Like chop suey, fortune cookies are an American invention. They originated in California, but who the actual inventor was, and which city in California is the true home of the fortune cookie, has continued to be a matter of debate. Unequivocally not Chinese, the fortune cookie may in fact not even be Chinese American.
One history of the fortune cookie claims that David Jung, a Chinese immigrant living in Los Angeles and founder of the Hong Kong Noodle Company, invented the cookie in 1918. Concerned about the poor he saw wandering near his shop, he created the cookie and passed them out free on the streets. Each cookie contained a strip of paper with an inspirational Bible scripture on it, written for Jung by a Presbyterian minister.
Another history claims that the fortune cookie was invented in San Francisco by a Japanese immigrant named Makoto Hagiwara. Hagiwara was a gardener who designed the famous Japanese Tea Garden in Golden Gate Park. An anti-Japanese mayor fired him from his job around the turn of the century, but later a new mayor reinstated him. Grateful to those who had stood by him during his period of hardship, Hagiwara created a cookie in 1914 that included a thank you note inside. He passed them out at the Japanese Tea Garden, and began serving them there regularly. In 1915, they were displayed at the Panama-Pacific Exhibition, San Francisco's world fair.
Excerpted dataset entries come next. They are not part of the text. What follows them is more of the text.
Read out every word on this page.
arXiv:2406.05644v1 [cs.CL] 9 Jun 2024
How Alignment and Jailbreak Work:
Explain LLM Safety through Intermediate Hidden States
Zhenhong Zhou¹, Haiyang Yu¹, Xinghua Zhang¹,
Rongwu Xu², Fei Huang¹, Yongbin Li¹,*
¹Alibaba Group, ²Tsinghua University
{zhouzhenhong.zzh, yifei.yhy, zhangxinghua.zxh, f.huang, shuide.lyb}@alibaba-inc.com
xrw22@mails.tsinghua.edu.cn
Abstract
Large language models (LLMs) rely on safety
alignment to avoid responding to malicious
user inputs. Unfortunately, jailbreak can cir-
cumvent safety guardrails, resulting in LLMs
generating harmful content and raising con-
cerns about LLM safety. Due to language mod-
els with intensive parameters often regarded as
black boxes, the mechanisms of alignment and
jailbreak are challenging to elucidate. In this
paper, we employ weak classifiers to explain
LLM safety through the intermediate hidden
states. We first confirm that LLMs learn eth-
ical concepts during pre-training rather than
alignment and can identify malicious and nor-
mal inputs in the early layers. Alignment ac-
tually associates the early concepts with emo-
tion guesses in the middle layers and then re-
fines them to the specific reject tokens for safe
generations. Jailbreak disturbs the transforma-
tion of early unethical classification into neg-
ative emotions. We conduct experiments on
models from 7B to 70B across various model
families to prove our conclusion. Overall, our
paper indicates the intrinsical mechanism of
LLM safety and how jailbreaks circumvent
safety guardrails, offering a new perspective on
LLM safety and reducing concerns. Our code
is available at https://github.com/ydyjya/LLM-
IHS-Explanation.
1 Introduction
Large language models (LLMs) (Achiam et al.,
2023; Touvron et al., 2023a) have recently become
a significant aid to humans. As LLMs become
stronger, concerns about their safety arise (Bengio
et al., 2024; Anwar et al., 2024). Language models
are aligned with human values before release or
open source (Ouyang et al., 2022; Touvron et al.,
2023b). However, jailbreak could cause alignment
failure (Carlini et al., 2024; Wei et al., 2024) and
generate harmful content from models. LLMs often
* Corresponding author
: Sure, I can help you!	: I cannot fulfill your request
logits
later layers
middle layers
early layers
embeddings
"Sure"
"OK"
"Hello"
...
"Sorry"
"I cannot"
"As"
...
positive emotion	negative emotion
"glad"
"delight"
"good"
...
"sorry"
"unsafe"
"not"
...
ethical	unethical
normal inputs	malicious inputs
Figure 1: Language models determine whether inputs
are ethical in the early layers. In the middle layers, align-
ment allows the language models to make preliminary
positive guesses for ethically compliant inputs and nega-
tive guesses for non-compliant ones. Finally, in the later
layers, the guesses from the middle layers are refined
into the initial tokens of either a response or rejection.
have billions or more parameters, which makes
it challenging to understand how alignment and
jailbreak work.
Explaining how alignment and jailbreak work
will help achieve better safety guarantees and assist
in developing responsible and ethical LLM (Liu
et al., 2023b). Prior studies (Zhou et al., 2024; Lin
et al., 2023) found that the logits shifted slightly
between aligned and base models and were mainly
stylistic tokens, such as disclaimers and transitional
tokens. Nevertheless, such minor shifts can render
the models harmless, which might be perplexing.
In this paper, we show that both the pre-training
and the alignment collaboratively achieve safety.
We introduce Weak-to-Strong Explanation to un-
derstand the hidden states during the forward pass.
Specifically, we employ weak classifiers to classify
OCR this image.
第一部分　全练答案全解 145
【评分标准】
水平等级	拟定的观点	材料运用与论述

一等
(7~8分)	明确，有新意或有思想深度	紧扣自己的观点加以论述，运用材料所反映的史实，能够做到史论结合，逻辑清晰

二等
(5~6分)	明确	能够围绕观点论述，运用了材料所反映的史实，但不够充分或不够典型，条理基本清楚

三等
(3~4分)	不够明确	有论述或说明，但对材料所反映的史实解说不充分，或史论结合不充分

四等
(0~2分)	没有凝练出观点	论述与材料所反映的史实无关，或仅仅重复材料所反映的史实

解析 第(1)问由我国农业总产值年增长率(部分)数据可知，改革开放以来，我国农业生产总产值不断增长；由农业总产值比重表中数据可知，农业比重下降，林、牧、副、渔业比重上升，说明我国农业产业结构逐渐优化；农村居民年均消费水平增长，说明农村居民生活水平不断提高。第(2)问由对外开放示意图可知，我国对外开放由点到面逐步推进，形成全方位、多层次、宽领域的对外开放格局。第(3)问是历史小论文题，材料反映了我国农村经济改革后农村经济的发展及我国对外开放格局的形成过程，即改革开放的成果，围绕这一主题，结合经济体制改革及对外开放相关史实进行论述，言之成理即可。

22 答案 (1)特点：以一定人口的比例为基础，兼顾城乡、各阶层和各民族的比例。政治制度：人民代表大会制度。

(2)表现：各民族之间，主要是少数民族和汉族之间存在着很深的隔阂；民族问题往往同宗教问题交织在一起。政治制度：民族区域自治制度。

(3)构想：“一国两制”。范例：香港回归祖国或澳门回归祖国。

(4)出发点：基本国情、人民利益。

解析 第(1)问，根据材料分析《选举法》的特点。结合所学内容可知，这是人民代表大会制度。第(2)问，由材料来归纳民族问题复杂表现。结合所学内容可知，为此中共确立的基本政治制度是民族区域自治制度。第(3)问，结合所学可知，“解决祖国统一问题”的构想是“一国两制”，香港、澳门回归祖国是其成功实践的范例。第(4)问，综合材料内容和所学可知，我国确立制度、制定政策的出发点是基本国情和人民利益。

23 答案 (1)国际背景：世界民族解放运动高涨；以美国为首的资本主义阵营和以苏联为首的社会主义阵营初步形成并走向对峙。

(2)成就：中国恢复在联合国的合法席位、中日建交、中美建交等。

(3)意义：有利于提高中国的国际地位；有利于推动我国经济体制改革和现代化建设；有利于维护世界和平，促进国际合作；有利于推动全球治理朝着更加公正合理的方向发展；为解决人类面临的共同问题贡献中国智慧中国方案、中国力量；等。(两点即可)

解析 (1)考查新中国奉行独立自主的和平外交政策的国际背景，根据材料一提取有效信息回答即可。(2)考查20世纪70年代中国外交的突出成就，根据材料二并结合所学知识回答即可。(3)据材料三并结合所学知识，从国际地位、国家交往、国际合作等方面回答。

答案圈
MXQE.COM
In 1983, San Francisco's pseudo-legal Court of Historical Review held a mock trial to determine the origins of the fortune cookie. (In the past, the Court had ruled on such pressing topics as the veracity of Mark Twain's quote, "The coldest winter I ever spent was a summer in San Francisco" and the origins of the Martini. *) To no one's surprise, the judge (a real-life federal judge from San Francisco) ruled in favor of San Francisco. Included among the evidence was a fortune cookie whose message read: "S.F. Judge who rules for L.A. Not Very Smart Cookie." Equally unsurprising, Los Angeles has denounced the ruling.
Fortune cookies became common in Chinese restaurants after World War II. Desserts were not traditionally part of Chinese cuisine, and the cookies thus offered Americans something familiar with an exotic flair.
Although there have been a few cases reported of individuals actually liking the texture and flavor of fortune cookies, most consider the fortune to be the essence of the cookie. Early fortunes featured Biblical sayings, or aphorisms from Confucius, Aesop, or Ben Franklin. Later, fortunes included recommended lottery numbers, smiley faces, jokes, and sage, if hackneyed, advice. Politicians have used them in campaigns, and fortunes have been customized for weddings and birthday parties. Today messages are variously cryptic, nonsensical, feel-good, hectoring, bland, or mystifying.
Fortune cookies were originally made by hand using chopsticks. In 1964, Edward Louie of San Francisco's Lotus Fortune Cookie Company, automated the process by creating a machine that folds the dough and slips in the fortune. Today, the world's largest fortune cookie manufacturer, Wonton Food Inc. of Long Island CIty, Queens ships out 60 million cookies a month.